了解(コピー)最終安全装置解除(マスターアームオン)


 一言も喋らないオリバーにリーナはそっと囁く。

 まるで悪魔が取引を持ち掛けるように妖艶染みて。


「言いなさい。仲間に機密情報を漏らしたんでしょ」

「違うって言ってるだろ! 僕は機密情報なんて漏らしていないし、拷問されてる時だって喋ってなかった!!」

「嘘いわないで! メインベルトのわたし達に復讐したいんでしょ!?」

「嘘は言ってない! 隊長からも言ってよ!!」


 縋るように叫びながらシルヴィアを見る。

 オリバーの表情を見て、シルヴィアは確信しながら友の凶行を阻む。


「彼は嘘を言ってないわ! 今すぐ無人機を引上げて!!」

「ダメよ! コイツは嘘をついているわ!」

「リーナ、お願いだがらやめて!!」


 親友に懇願するシルヴィアにリーナはうつむき表情が見えない。

 時が無為に進み、無人機の操縦士から命令を待つ声が響く。


「シルヴィには叶わないな」


 顔を上げていうリーナの表情を微笑みが見え、シルヴィアは安堵したのも束の間、非常な言葉をリーナはいう。


「ヘルファイアミサイルを撃ちなさい」

了解(コピー)


 一発の白い軌跡が赤外線映像に映しだされる。

 神話の世界に住む神が放つ矢の如く、白い軌跡の矢は一直線に住宅に命中。

 爆散する外壁の破片は、まるで花弁が咲くみたいに離散し、声が出ないオリバーにシルヴィア。

 そんな二人に無人機から淡々と状況報告が入る。


『命中。ただし目標が家屋に入ってからの着弾の為、地上部隊による確認が必要と認む』

「必要なし。第二目標に向かいなさい」

了解(コピー)


 茫然とするオリバーにリーナは再び悪魔の囁きを。


「早く話さないと、アンタの親類縁者を一人一人殺していくわよ」


 その言葉にシルヴィアはリーナに向けて感情が爆発し、彼女の胸ぐらを掴みながら勢い余って壁にぶつけた。

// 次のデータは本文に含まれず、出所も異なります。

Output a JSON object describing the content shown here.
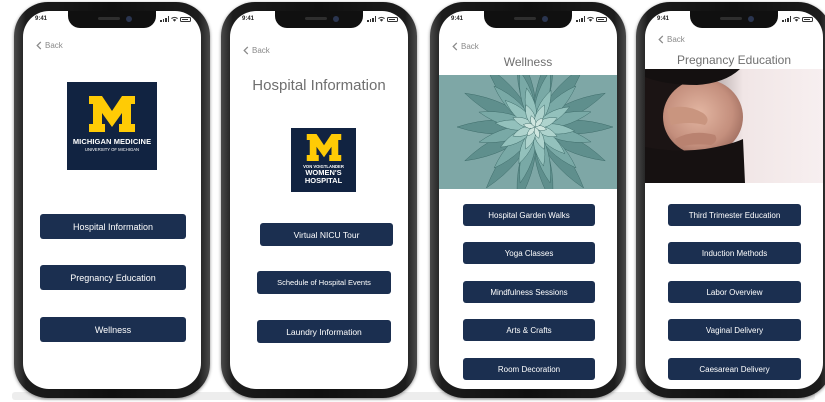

「リーナ……あなたの家族に起こった事は同情するわ。残された幼い弟さんの面倒を見ながら、士官学校を次席で卒業するには、わたしには分からない苦労や葛藤があったはず。それにお父さんの会社をいきなり継いだのもだってそう。けど……あなたは越えてはいけない一線を越えたのよ!!」


 気迫に迫るシルヴィアにリーナは冷たく見るだけで目を反らして何か呟く。

 リーナが何を呟いているのが聞き取れていれば、シルヴィアは後になって後悔はしなかっただろう。

 だが運命は無情にも選択を取らせない。


「シルヴィ……全部ヤラセだよ」

「ヤラセ?」


 訳が分からないシルヴィアにリーナはラップトップを見ていう。


「あのラップトップに映っているのは実際の映像に、ヘルファイアミサイルの映像を合成したやつ」

「合成……じゃあ!?」

「そう。生きてるし、無人機の操縦士にも協力してもらったの。流石にわたしも無実の人間を殺すほど堕ちていないから」


 今まで見たことないシルヴィアの怒りを滲ませていた表情が、徐々に安堵を滲ませる表情に変わっていく。

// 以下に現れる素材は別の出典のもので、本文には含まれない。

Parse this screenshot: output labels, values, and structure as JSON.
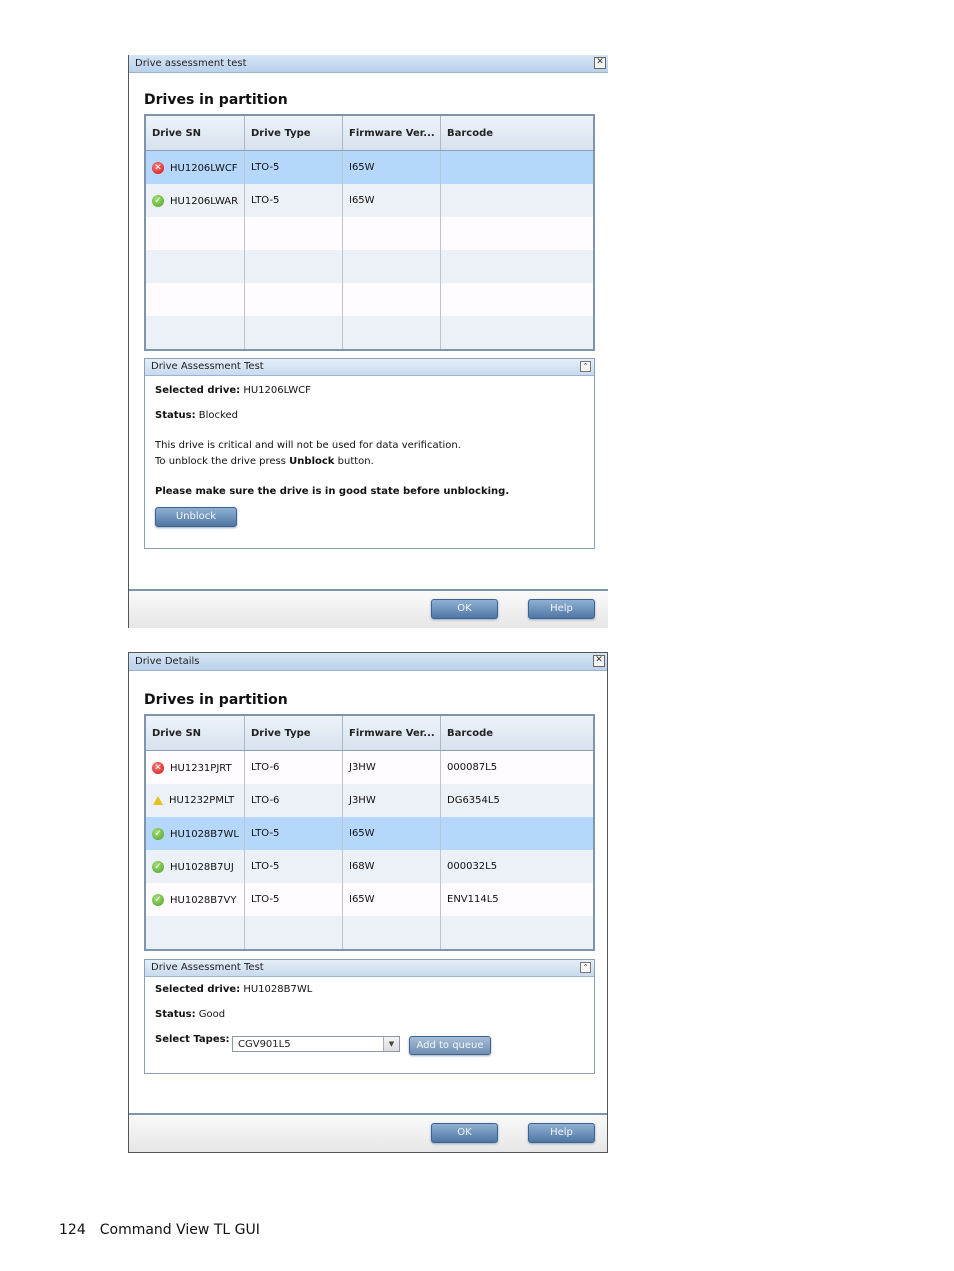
{
  "dialog1": {
    "title": "Drive assessment test",
    "section_title": "Drives in partition",
    "columns": [
      "Drive SN",
      "Drive Type",
      "Firmware Ver...",
      "Barcode"
    ],
    "rows": [
      {
        "status": "error",
        "sn": "HU1206LWCF",
        "type": "LTO-5",
        "firmware": "I65W",
        "barcode": "",
        "selected": true
      },
      {
        "status": "ok",
        "sn": "HU1206LWAR",
        "type": "LTO-5",
        "firmware": "I65W",
        "barcode": "",
        "selected": false
      }
    ],
    "panel": {
      "title": "Drive Assessment Test",
      "selected_label": "Selected drive:",
      "selected_value": "HU1206LWCF",
      "status_label": "Status:",
      "status_value": "Blocked",
      "msg1": "This drive is critical and will not be used for data verification.",
      "msg2_pre": "To unblock the drive press ",
      "msg2_bold": "Unblock",
      "msg2_post": " button.",
      "warning": "Please make sure the drive is in good state before unblocking.",
      "unblock_label": "Unblock"
    },
    "ok_label": "OK",
    "help_label": "Help"
  },
  "dialog2": {
    "title": "Drive Details",
    "section_title": "Drives in partition",
    "columns": [
      "Drive SN",
      "Drive Type",
      "Firmware Ver...",
      "Barcode"
    ],
    "rows": [
      {
        "status": "error",
        "sn": "HU1231PJRT",
        "type": "LTO-6",
        "firmware": "J3HW",
        "barcode": "000087L5",
        "selected": false
      },
      {
        "status": "warning",
        "sn": "HU1232PMLT",
        "type": "LTO-6",
        "firmware": "J3HW",
        "barcode": "DG6354L5",
        "selected": false
      },
      {
        "status": "ok",
        "sn": "HU1028B7WL",
        "type": "LTO-5",
        "firmware": "I65W",
        "barcode": "",
        "selected": true
      },
      {
        "status": "ok",
        "sn": "HU1028B7UJ",
        "type": "LTO-5",
        "firmware": "I68W",
        "barcode": "000032L5",
        "selected": false
      },
      {
        "status": "ok",
        "sn": "HU1028B7VY",
        "type": "LTO-5",
        "firmware": "I65W",
        "barcode": "ENV114L5",
        "selected": false
      }
    ],
    "panel": {
      "title": "Drive Assessment Test",
      "selected_label": "Selected drive:",
      "selected_value": "HU1028B7WL",
      "status_label": "Status:",
      "status_value": "Good",
      "tapes_label": "Select Tapes:",
      "tapes_value": "CGV901L5",
      "add_label": "Add to queue"
    },
    "ok_label": "OK",
    "help_label": "Help"
  },
  "page_footer": {
    "page_number": "124",
    "title": "Command View TL GUI"
  }
}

「よかった……本当によかった。わたし、てっきり……」

「てっきり、わたしが無慈悲にも殺したっていうの? 酷いわね、シルヴィ」


 オリバーの拘束を解くリーナにシルヴィア泣きながら謝った。


「だいたいコイツの反応を見てれば、機密情報を漏らしていないのは分かるから。シルヴィったら本気になりすぎ」

「だってリーナの演技が上手すぎるから」

「情報部将校なら当たり前よ。時には敵以外に味方をも騙さないといけないんだから」


 無事にオリバーは解放されると流石に堪えたのか、顔に疲労の後が見えた為に、外で待機していたマリアとギデオンに預けて終わったと思った。

 そう思いたかったシルヴィア。

 だが世界は彼女の願いと願望を裏切って苦しめる出来事が後に起こる。